Silver is a great writer (despite persistently referring to “data” in the singular). One example: he explains Bayes Theorem (and Bayesian thinking) with a startling example: one morning you open your dresser drawer and find some strange underwear there. The immediate train of thought then goes towards: is my partner cheating on me? Maybe he just likes wearing panties! How to figure this out accurately and not emotionally goes straight to Bayes Theorem.
Thomas Bayes was born around 1701. He was a modest clergyman and is often overshadowed by R.A. Fisher, whose statistical thinking in the early 20th Century overtook and now dominates modern statistics. The Fisherian view in simplest terms is that the data drive the interpretation. The flaw here, according to Silver, is that this means all data - any data - including noise are being twiddled with, and this is used then to drive interpretation and arrive at conclusions. If you wonder if this really works, just read all the articles in the next month that you can find on drug development and testing. It’s truly frightening, and goes a long way to explain some of my family’s aversion to accepting new drugs to deal with a minor problem. No heuristics (modeling) is involved with this sort of analysis: one is just seeking correlations, the assumption being that from these alone we can discern the true state of something. A metaphor here: one can do the same thing by looking for animals or faces in clouds. Silver shows why statistical significance tests (the “T-Test”, etc.) implicitly acknowledge that noise is a problem, but these tests are essentially worthless in isolation, says Silver, and should never be taught to impressionable students. Interestingly, this is still the core of the teaching of most biology departments in the United States here in the 21st Century - however this is changing. Fisher himself had increasing qualms about his approach towards the end of his life (he died in 1962). Silver considers Fisherian statistical significance teaching to be abuse verging on the criminal.
Instead, Bayes Theorem is a simple alternative (with a simple equation) that requires a previous assessment called a prior probability. The equation is simple algebra:
xy + z (1-x)
This gives the probability (in this case for cheating, but it could be for anything whose likelihood you are trying to assess).
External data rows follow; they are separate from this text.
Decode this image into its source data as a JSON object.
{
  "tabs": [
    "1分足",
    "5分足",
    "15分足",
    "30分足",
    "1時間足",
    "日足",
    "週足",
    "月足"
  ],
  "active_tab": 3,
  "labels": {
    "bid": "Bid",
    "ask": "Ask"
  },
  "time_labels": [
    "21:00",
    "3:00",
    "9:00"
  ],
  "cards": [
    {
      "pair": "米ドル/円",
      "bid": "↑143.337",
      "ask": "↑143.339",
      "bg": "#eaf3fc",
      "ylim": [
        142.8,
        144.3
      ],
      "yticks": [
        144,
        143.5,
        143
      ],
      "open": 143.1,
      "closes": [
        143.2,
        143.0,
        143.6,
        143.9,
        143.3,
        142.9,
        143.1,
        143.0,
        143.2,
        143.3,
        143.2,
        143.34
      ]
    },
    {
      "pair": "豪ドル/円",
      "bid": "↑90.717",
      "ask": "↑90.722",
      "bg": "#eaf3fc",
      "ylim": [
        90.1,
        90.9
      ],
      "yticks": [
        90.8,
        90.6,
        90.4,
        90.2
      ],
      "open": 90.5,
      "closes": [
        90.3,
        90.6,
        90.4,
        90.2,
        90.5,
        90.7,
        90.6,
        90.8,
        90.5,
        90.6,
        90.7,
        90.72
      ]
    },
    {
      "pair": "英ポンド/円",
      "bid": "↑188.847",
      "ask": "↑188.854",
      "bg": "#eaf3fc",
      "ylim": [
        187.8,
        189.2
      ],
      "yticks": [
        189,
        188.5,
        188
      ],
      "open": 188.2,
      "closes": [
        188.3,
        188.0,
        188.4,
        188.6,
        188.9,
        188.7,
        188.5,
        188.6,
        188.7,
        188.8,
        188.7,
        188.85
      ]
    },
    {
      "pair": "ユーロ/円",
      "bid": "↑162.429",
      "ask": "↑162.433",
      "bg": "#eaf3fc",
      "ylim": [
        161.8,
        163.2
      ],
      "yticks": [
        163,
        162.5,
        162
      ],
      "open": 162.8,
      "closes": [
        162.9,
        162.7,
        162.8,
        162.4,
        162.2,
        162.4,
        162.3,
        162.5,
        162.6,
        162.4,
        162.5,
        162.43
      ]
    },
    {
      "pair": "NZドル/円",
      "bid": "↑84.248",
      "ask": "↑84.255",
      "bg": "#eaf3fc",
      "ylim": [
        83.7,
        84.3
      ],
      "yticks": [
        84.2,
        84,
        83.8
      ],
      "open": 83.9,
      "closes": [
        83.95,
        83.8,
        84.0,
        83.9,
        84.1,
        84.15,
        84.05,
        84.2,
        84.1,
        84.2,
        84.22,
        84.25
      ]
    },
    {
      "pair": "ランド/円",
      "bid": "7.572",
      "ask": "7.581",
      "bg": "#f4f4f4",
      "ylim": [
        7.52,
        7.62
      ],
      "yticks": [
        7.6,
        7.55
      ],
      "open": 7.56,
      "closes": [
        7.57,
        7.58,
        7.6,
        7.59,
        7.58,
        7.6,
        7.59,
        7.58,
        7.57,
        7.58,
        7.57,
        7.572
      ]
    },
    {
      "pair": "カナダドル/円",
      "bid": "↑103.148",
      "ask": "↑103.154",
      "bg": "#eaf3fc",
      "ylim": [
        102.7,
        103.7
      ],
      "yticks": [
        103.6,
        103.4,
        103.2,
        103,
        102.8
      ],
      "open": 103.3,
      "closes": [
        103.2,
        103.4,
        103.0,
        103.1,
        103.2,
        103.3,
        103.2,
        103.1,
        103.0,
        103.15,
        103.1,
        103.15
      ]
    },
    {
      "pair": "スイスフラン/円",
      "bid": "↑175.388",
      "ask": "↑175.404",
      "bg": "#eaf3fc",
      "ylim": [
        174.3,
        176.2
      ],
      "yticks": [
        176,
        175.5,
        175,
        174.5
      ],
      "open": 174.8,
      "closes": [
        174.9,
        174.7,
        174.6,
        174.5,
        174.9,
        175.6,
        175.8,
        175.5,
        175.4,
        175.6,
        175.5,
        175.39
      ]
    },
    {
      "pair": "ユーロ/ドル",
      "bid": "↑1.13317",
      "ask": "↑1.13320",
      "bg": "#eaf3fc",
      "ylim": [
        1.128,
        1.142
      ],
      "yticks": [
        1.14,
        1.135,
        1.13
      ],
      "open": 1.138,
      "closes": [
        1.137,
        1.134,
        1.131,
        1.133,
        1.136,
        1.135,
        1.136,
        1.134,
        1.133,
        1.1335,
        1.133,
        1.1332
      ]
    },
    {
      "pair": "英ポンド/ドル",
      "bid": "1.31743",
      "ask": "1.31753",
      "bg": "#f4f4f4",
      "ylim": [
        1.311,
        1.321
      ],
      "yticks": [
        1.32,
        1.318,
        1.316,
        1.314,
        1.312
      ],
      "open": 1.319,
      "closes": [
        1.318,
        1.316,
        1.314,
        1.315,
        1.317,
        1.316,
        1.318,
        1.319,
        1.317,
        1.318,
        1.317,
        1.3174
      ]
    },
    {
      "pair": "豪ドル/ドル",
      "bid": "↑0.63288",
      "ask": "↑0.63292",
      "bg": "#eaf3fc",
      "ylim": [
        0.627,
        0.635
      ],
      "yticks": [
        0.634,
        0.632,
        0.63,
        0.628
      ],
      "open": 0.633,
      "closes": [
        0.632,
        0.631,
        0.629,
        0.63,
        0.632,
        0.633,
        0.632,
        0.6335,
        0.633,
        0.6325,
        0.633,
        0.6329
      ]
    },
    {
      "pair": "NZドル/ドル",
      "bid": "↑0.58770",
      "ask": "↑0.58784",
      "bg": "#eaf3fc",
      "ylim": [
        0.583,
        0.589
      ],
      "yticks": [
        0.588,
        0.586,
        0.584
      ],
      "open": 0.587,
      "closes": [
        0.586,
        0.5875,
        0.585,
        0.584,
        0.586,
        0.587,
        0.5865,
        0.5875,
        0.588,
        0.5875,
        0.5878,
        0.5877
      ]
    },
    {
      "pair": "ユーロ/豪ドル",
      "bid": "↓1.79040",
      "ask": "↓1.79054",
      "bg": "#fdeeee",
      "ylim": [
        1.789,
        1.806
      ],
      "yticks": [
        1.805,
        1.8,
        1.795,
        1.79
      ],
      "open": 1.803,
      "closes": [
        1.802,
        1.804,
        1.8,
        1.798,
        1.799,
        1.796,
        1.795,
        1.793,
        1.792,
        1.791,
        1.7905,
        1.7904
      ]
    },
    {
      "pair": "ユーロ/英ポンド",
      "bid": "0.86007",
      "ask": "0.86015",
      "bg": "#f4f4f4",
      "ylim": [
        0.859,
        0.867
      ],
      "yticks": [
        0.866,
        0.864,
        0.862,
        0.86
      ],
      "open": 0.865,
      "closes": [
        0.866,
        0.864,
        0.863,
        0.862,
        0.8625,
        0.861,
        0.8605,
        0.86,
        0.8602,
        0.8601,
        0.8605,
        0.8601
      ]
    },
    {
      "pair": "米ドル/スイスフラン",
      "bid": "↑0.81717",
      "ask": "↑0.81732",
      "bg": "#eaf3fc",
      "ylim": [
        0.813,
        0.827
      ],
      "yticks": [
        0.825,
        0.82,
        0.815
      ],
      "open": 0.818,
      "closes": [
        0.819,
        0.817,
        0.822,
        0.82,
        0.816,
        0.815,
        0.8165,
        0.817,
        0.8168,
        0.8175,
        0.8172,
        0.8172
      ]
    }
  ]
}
In this equation x is the prior probability: your initial estimate of how likely it is that your partner is cheating on you before you found the strange underwear. The variable y is the probability that the underwear appearing in your dresser drawer is conditional on him cheating on you. The variable z is the probability that the underwear appearing in the drawer does NOT mean that he is cheating on you (in other words, there is another explanation - perhaps he likes wearing panties). This equation can be continually updated as you gather more information. In other words, one way to NOT make something huge out of a lot of noise (or a single questionable data-point) is to fit previous understanding into the assessment. This implicitly involves incorporating an understanding of the system - how things work in the real world - into the assessment process. Fisher’s contribution was well-intended (to make analysis as objective as possible), but the effect was to divorce system understanding from everything but the raw data. Implicitly, this means accepting the idea that the data tells us everything there is to know. This might work if there was no noise in the system, but then the answer would be obvious, right? This kind of thinking lies behind the vast NSA data-gathering exercise exposed by Edward Snowden in June 2013. It has had its successes, but these come at a significant cost, both financially (a brand-new, $5 billion data center in the Utah desert), and in terms of privacy.
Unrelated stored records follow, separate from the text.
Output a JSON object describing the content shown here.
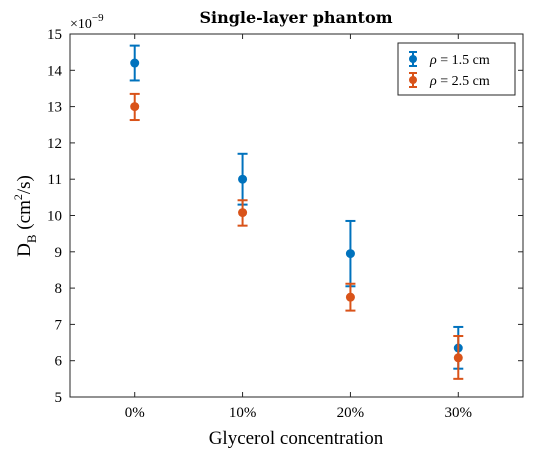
{
  "chart_data": {
    "type": "scatter",
    "title": "Single-layer phantom",
    "xlabel": "Glycerol concentration",
    "ylabel": {
      "main": "D",
      "sub": "B",
      "units_pre": " (cm",
      "units_sup": "2",
      "units_post": "/s)"
    },
    "y_exponent": {
      "base": "×10",
      "power": "−9"
    },
    "categories": [
      "0%",
      "10%",
      "20%",
      "30%"
    ],
    "ylim": [
      5,
      15
    ],
    "yticks": [
      "5",
      "6",
      "7",
      "8",
      "9",
      "10",
      "11",
      "12",
      "13",
      "14",
      "15"
    ],
    "grid": false,
    "legend_position": "top-right",
    "series": [
      {
        "name": "ρ = 1.5 cm",
        "name_parts": {
          "symbol": "ρ",
          "rest": " = 1.5 cm"
        },
        "color": "#0072BD",
        "values": [
          14.2,
          11.0,
          8.95,
          6.35
        ],
        "err_low": [
          13.72,
          10.3,
          8.05,
          5.78
        ],
        "err_high": [
          14.68,
          11.7,
          9.85,
          6.93
        ]
      },
      {
        "name": "ρ = 2.5 cm",
        "name_parts": {
          "symbol": "ρ",
          "rest": " = 2.5 cm"
        },
        "color": "#D95319",
        "values": [
          13.0,
          10.08,
          7.75,
          6.08
        ],
        "err_low": [
          12.63,
          9.72,
          7.38,
          5.5
        ],
        "err_high": [
          13.35,
          10.42,
          8.12,
          6.68
        ]
      }
    ]
  }
}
Another crucial advantage of Bayesian thinking is that as you gather additional data, you update the simple Bayes Theorem equation, and your estimate or assessment will then be better. Do this iteratively, and you can theoretically approach a perfect or close to perfect assessment or forecast.
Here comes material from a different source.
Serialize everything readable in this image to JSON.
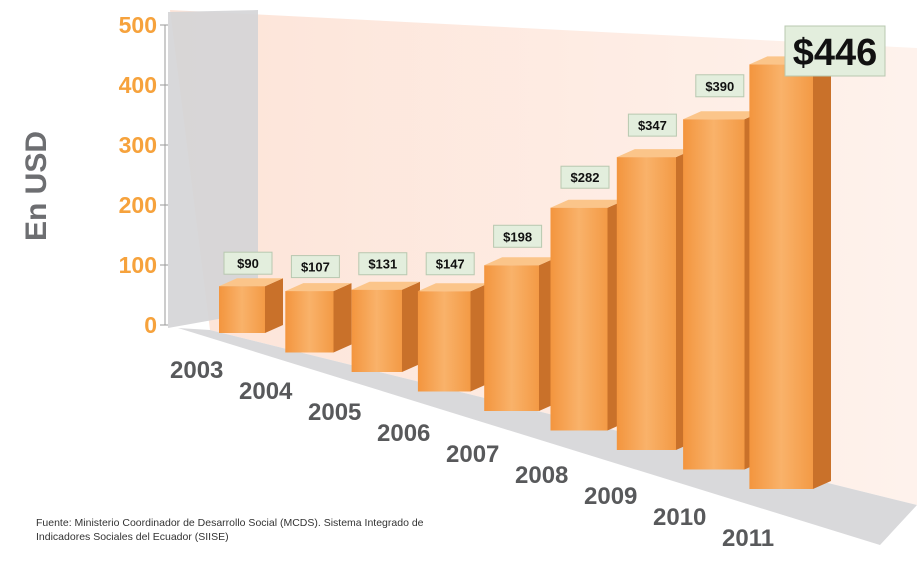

Does this actually work? Silver walked the walk in the most amazingly effective way: he predicted the outcome of two presidential elections to within a fraction of a percent (Gallup and Rasmussen polls were off by as much as 8 percent from what actually happened – the hard proof of what the “truth” was). One success of that order might have been just extraordinary good luck, but Silver did this many times, including senatorial and governor’s races - and he got virtually all of them correct.
Bayes Theorem works. Statistical significance tests on data alone are so 20th Century.